Robust Order Book and Strategic New Wins
As of March 31, 2026, Ashoka Buildcon's balance order book stood at INR 15,312 crores, excluding INR 681 crores from Angola received post-quarter. The order book is diversified, with Roads & Railway projects comprising 66% (INR 10,123 crores), Power T&D at 30% (INR 4,627 crores), and Building at 3.7% (INR 562 crores). Key new wins include a INR 900 crores share in a Saudi Arabian hotel package, USD 72 million (INR 690 crores) for Angola's distribution networks, USD 45 million (INR 430 crores) for a Liberian road project, and INR 242 crores for a bridge in Bihar, India. These international projects strengthen the company's global EPC footprint.

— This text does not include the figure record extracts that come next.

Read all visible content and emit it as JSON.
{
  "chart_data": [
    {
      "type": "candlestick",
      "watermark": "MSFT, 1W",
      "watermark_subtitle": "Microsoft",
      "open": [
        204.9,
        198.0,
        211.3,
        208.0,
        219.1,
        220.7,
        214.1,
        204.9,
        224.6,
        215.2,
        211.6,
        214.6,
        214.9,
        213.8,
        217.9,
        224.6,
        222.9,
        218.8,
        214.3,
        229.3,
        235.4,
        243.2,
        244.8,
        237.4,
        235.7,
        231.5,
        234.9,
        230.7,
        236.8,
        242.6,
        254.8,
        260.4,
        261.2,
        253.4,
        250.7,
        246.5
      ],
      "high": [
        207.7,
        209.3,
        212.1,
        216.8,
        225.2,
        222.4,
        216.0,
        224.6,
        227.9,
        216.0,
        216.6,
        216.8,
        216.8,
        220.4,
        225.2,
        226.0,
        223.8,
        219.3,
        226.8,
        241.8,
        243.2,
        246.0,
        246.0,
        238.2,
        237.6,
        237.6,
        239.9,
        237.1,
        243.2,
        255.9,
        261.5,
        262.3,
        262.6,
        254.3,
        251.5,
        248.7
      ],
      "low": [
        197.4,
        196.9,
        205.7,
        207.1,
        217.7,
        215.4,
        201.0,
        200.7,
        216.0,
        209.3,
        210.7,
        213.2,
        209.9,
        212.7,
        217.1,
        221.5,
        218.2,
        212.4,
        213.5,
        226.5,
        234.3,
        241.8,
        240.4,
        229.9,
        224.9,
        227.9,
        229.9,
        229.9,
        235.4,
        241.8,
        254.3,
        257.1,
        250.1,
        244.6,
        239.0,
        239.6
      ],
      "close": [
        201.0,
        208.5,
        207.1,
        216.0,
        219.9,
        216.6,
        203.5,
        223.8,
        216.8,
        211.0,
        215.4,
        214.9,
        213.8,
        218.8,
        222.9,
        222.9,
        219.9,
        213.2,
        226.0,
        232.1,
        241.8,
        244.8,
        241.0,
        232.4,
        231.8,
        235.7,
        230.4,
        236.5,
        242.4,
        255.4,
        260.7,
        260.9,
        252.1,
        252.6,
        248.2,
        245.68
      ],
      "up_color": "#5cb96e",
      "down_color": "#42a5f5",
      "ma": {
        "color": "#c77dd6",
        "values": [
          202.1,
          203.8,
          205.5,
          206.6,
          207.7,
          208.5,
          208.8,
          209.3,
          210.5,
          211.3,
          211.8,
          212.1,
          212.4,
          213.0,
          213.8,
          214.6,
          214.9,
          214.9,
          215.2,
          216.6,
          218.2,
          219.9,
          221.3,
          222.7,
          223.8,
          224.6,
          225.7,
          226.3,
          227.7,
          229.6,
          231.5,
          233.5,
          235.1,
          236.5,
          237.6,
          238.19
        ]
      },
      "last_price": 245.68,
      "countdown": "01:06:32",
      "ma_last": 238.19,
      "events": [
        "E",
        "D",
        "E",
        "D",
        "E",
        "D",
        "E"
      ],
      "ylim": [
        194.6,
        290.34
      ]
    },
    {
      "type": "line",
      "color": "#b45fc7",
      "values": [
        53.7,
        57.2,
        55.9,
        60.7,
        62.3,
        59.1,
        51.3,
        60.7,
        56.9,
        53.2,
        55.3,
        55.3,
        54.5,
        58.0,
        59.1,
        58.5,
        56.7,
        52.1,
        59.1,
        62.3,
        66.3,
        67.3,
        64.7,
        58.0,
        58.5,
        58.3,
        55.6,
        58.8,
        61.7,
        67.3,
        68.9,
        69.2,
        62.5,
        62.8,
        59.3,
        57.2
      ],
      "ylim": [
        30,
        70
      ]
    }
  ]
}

FY27 Outlook and Growth Guidance
Management provided an optimistic outlook for FY27, targeting a 20% revenue growth. They expect order inflow for FY27 to be in the range of INR 8,000 crores to INR 10,000 crores, diversified across roads, railways, and power T&D. EBITDA margins are projected to improve to 9.5-10.5% for FY27, reaching a double-digit figure. The bid pipeline is substantial, with approximately INR 40,000 crores in National Highway projects, another INR 40,000 crores in various state projects, and INR 30,000-40,000 crores in other sectors.
Asset Monetization and Debt Reduction Strategy
The company is actively pursuing asset monetization, with the sale of the remaining 6 HAM SPVs expected to complete by December 2026. This is projected to generate inflows of INR 750+ crores from 4 assets by June end and INR 400 crores from the remaining 2 by December. This monetization is crucial for debt reduction, with standalone debt targeted to be in the range of INR 500-600 crores by March 2027, down from INR 1,127 crores as of March 2026. Consolidated project loans are also expected to reduce to INR 500-600 crores by March 2027 after HAM asset sales.
Working Capital Management and Capex Plans
Working capital days almost doubled in FY26, a concern management attributes to milestone-based projects and delays in clearances. They anticipate a return to the normal 110-120 days by post-September 2026. Total capex for FY26 was INR 67 crores, with INR 16 crores spent in Q4. For FY27, the company plans approximately INR 100 crores in capex, including investments in international projects. The balance equity investment required for HAM projects is INR 325 crores, spread over FY27-FY29.
Industry Challenges and Regulatory Environment
FY26 was characterized as a transition year for the infrastructure sector, marked by slower awarding activity and execution challenges due to global macroeconomic factors, inflationary pressures, and supply chain uncertainties. The company noted a shift towards quality-led, capital-efficient, and corridor-based development in the Indian railways and infrastructure sector. A new NHAI circular regarding disqualification of bidders based on project casualties is a point of discussion, with the Road Federation seeking clearer guidelines from authorities.